Haïti : qui est « Barbecue », l'ancien policier devenu chef de gang ?

Par 07/03/2024 - 07:00

Arme automatique en bandoulière, Jimmy « Barbecue » Chérizier, qui aime se présenter comme un révolutionnaire, dirige l'un des gangs les plus puissants qui ravagent Haïti, n'hésitant pas à attaquer les infrastructures critiques et à demander la tête des élites.

    Haïti : qui est « Barbecue », l'ancien policier devenu chef de gang ?
Jimmy Chérizier, dit « Barbecue »

À 46 ans, le chef de l'alliance de gangs « la famille G9 » est l'une des figures publiques de la nouvelle escalade de violence des derniers jours dans le pays pauvre des Caraïbes dévasté par une crise sécuritaire, humanitaire et politique.

Les groupes armés haïtiens le plus souvent divisés et luttant pour étendre chacun leur territoire, ont annoncé la semaine dernière se liguer contre le gouvernement et ils mènent depuis des attaques contre des sites stratégiques, aéroport, académie de police ou prisons d'où des milliers de détenus ont pu s'échapper.

« Il n'est pas question qu'un petit groupe de riches vivant dans de grands hôtels décide du sort des habitants des quartiers populaires », a clamé Jimmy Chérizier mardi devant la presse, entouré d'hommes cagoulés. 

« Nous devons nous unir. Soit Haïti devient un paradis pour nous tous, soit un enfer pour nous tous », a-t-il ajouté, menaçant d'une « guerre civile » si le Premier ministre Ariel Henry ne démissionne pas.

Ce n'est pas la première fois que l'ancien policier fait parler de lui.

En 2022, à la tête de l'alliance G9, il avait bloqué pendant des mois le principal terminal pétrolier du pays, paralysant la distribution de carburants et plongeant Haïti un peu plus dans le chaos.

Cet épisode avait enclenché les appels à l'envoi d'une force multinationale pour aider la police haïtienne dépassée -- mission toujours en attente.
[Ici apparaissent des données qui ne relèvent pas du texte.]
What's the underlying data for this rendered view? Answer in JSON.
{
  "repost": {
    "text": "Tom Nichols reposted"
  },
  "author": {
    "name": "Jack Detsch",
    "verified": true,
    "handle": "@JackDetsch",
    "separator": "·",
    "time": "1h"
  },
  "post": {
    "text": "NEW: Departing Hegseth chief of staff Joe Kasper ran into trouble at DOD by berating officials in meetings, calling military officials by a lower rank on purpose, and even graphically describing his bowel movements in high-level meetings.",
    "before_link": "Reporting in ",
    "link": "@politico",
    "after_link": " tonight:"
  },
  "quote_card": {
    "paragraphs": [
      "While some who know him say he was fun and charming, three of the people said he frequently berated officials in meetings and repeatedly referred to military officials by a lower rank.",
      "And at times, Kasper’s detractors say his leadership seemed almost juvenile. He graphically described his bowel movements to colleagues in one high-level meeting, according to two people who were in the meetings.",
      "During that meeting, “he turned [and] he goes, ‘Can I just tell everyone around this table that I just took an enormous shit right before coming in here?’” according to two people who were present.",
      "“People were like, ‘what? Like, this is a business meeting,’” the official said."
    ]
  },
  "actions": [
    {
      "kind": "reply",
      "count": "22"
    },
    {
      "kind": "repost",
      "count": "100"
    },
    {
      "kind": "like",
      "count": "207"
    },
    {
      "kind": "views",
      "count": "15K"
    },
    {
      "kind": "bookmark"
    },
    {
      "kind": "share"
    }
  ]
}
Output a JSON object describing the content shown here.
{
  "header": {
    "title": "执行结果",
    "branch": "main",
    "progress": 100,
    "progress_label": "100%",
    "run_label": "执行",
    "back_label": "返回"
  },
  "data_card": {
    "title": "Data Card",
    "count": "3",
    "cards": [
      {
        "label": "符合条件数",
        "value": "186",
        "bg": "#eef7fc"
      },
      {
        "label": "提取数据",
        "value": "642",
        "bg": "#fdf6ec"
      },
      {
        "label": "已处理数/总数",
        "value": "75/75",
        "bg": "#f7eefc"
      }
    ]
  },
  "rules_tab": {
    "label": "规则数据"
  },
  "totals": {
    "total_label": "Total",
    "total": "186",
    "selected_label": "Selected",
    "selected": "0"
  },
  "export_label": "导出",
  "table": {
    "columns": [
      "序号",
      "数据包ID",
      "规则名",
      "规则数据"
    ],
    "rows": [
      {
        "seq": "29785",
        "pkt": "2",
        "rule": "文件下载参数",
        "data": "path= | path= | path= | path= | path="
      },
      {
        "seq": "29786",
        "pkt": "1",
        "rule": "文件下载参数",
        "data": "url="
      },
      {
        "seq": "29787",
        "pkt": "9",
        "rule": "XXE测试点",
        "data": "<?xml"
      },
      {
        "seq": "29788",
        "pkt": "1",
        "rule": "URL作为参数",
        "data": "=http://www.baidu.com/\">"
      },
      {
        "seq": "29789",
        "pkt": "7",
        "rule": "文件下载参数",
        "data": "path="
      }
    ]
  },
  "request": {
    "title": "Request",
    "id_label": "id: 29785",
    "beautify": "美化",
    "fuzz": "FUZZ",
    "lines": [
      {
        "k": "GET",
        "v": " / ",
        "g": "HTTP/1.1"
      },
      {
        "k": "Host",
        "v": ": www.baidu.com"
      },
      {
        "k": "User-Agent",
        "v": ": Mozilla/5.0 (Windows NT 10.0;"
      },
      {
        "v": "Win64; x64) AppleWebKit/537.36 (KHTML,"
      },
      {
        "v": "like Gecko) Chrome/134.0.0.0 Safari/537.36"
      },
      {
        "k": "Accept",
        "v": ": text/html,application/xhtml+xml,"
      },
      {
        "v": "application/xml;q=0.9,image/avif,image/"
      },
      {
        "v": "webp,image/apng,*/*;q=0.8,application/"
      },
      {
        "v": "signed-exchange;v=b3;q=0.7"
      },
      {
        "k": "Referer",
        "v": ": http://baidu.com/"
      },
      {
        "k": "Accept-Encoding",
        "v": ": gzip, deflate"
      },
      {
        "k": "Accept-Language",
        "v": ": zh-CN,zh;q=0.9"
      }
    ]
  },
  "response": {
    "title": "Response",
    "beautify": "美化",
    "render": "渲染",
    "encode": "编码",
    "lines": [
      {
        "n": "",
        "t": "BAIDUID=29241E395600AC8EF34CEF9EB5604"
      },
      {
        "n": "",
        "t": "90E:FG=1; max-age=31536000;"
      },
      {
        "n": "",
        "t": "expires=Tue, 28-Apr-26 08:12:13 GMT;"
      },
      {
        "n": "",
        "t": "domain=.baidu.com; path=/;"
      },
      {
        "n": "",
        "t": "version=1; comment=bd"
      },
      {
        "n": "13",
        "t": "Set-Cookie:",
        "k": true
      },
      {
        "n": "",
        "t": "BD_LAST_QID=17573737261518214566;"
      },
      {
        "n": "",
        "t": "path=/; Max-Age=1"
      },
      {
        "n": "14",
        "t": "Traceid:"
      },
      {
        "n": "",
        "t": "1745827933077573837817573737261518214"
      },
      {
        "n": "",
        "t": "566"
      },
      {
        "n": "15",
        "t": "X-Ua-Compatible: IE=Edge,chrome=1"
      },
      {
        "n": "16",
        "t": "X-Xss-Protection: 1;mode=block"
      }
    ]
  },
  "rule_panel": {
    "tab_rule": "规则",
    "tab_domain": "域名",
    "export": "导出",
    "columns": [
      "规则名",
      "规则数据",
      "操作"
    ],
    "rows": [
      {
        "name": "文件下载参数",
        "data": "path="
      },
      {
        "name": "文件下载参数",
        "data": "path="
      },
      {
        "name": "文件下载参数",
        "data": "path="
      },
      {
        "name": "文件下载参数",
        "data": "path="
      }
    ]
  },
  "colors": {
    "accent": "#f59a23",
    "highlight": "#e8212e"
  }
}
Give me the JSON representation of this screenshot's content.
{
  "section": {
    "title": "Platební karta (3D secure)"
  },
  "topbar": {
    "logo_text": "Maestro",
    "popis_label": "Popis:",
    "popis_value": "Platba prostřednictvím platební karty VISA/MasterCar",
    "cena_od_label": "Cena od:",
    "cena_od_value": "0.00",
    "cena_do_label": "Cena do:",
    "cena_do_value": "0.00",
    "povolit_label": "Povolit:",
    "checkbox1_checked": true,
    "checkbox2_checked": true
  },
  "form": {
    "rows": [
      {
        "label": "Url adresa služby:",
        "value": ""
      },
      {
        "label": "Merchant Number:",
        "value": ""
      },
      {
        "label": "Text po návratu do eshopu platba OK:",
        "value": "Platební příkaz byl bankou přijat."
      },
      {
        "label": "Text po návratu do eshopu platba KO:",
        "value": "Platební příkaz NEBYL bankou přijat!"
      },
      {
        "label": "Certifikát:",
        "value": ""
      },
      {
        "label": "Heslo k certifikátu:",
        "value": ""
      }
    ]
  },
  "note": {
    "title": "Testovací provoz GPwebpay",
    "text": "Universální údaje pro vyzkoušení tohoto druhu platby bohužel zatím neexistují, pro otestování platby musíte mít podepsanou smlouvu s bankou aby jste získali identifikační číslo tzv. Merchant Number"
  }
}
« Corps brûlés, démembrés »

Et signe de son influence, Jimmy Chérizier avait été le premier à être inscrit en octobre 2022 sur le tout nouveau régime de sanctions de l'ONU contre les bandes armées haïtiennes (interdiction de voyage, gel des avoirs, embargo ciblé sur les armes).

Mais malgré tout, « Barbecue continue de commettre des actes qui menacent la paix, la sécurité et la stabilité d'Haïti », commentait en septembre dernier le comité d'experts de l'ONU chargé de surveiller les sanctions. 

À LIRE AUSSI « Les blessés sont des civils touchés par des balles perdues »

Leur rapport détaille les activités criminelles du caléidoscope de gangs qui contrôlent des pans entiers du pays, en particulier la capitale.

Pour le G9 et ses plus de 1.000 hommes, principalement anciens policiers, anciens agents de sécurité et enfants des rues, la liste est longue: meurtres, vols, extorsion, viols, assassinats ciblés, trafic de drogue, enlèvements, incendies...

Ces experts évoquent également l'implication de « Barbecue » dans le « massacre de la Saline » survenu en 2018 dans ce bidonville de la capitale. 

71 morts en 2018, dans le « massacre de la Saline »

« Alors qu'il était officier de la police nationale haïtienne, Jimmy Chérizier a planifié et participé aux attaques de la Saline », a également assuré le département du Trésor américain en le plaçant sous sanctions fin 2020.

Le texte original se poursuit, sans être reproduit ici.